Стэлла вспомнила, как когда-то сама думала о том же, и очень сожалела. И вот Анна говорила ей то же самое: «Бросишь».
– Ах, мама моя милая! Мамочка моя хорошая! – Стэлла сидела в ногах матери. – Если бы ты знала, как я люблю тебя!
При этих словах Анна убежала к себе, чтобы в одиночестве поплакать. Стэлла продолжала сидеть на полу. Она понимала чувства матери, сильно жалела ее, но идти наперекор воле Вселенной она не могла. Она слышала всхлипы матери, как она плачет, и сердце ее разрывалось на части. Наконец она решила, что если на то будет воля Вселенной, то она сама успокоит, утешит ее. А она, Стэлла, пока останется дома! А прибывший с работы Алексей, когда узнал все, распорядился именно так, как решила Стэлла. Мать понемногу успокаивалась, думала, что обойдется, однако все вышло не так. Через некоторое время Стэлла почувствовала некоторое недомогание.
– Может ты простудилась? – беспокоилась мать, глядя на дочь.
– Да ну что ты, мама! – говорила Стэлла. – Нет, конечно.
Анне легче было бы бороться с простудой, чем с волей Вселенной. Потому и спрашивала дочь, хоть в малой надежде на снисхождении Великого Промысла, но все тщетно. Прошло чуть более недели, а Стэлле становилось все хуже и хуже. Наконец, видя такое дело, Анна смирилась.
– Что же, дочка, – сказала она однажды вечером, подходя к ее постели, – раз такое дело, хорошо, поезжай. Только не забывай свою маму.
Анна вновь расплакалась и присела на кровать, где лежала дочь. Стэлла обняла маму:
– Миленькая ты моя! Мамочка моя! Прости меня, дуру, за все, что плохое я сделала! Прости! – тут разревелась Стэлла.
– За что? – Анна подняла на нее заплаканные глаза.
– За то, что тогда, ну ты помнишь… Я боялась, что ты… – дальше Стэлла не могла говорить.
Она разрыдалась, уткнувшись в грудь матери. Анна гладила ее по голове. А потом вдруг сказала дочери:
– Да ну ведь не хороним друг друга, в конце-то концов! Во, наревелись, значит, обе кумушки!
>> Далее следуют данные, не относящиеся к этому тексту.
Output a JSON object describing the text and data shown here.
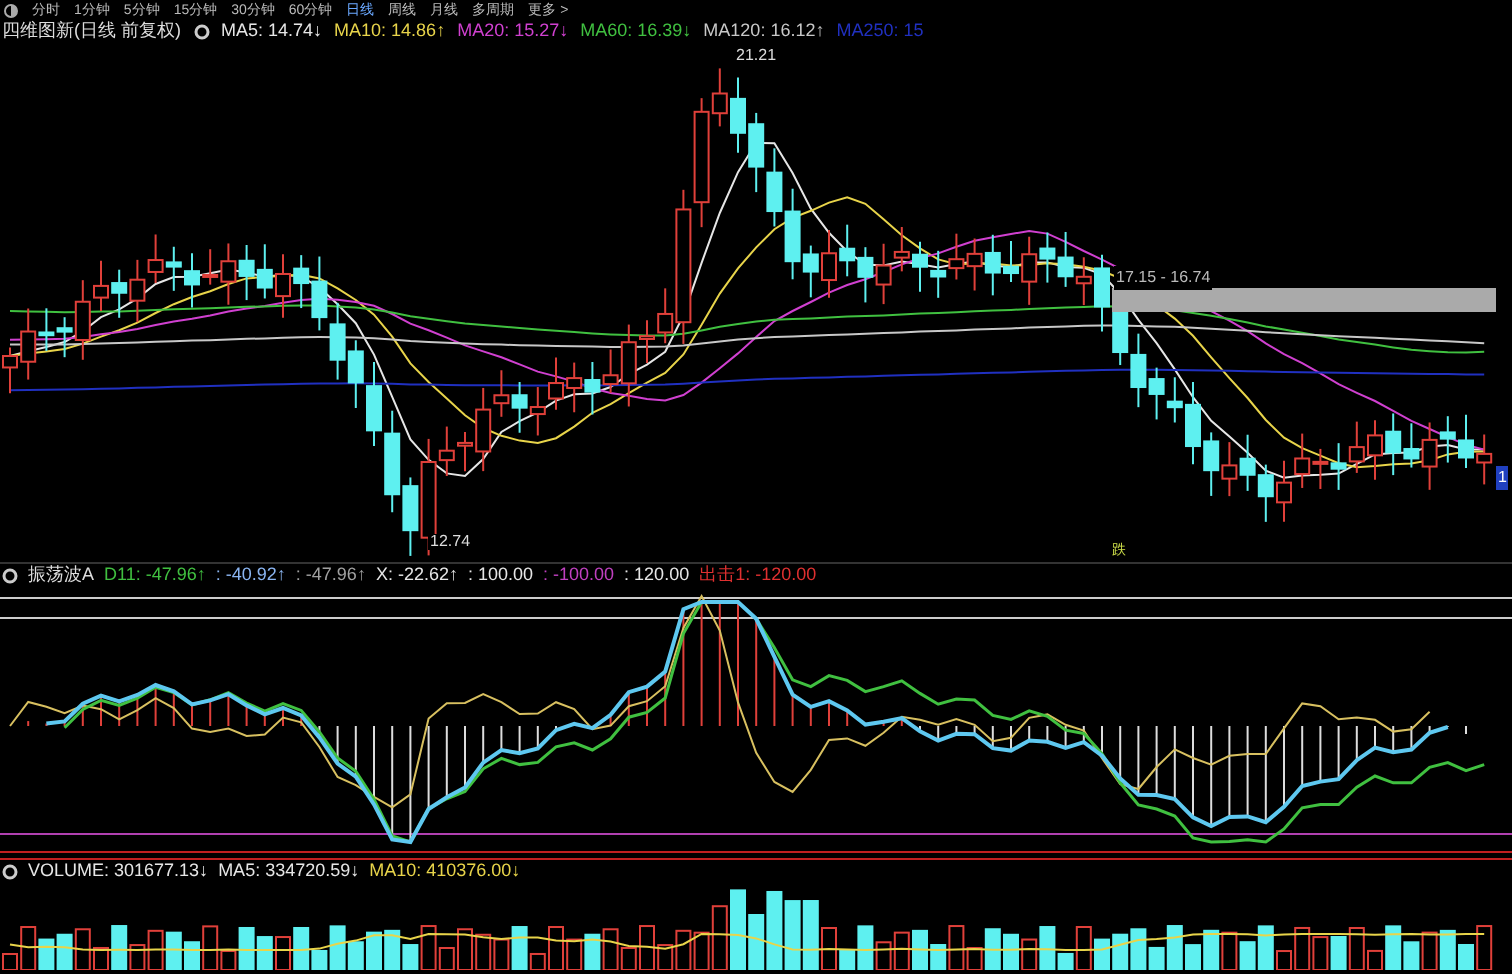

Стэлка посмотрела на мать, всхлипнула и вдруг рассмеялась.
Мать тоже уже с улыбкой посмотрела на дочь:
– Навещать-то будешь?
Стэлла крепко обняла мать.
– Конечно!
Анна поняла, что дочь стала взрослой и покидает родное «гнездо».
Тут с работы пришел Алексей. Стэлла подошла к нему. Он обнял ее. На глазах у него блеснула легкая слезинка. Но он пересилил себя, ведь мужчины не плачут. Но Стэлла прекрасно понимала его чувства, ведь он стал ей почти как отец. Она поцеловала его в щеку, а затем сказала:
– Прикрой глаза.
Отец прикрыл глаза веками. Дочь нежно поцеловала эти родные до боли в сердце, веки и приняла в свои уста прозрачную, соленую влагу. А затем произнесла:
– Я приеду, вот увидишь!
– Приезжай, – ответил отец. – Ох, доченька моя! Вот ты и стала большой. Когда сборы?
– Когда она поправится, – ответила Анна.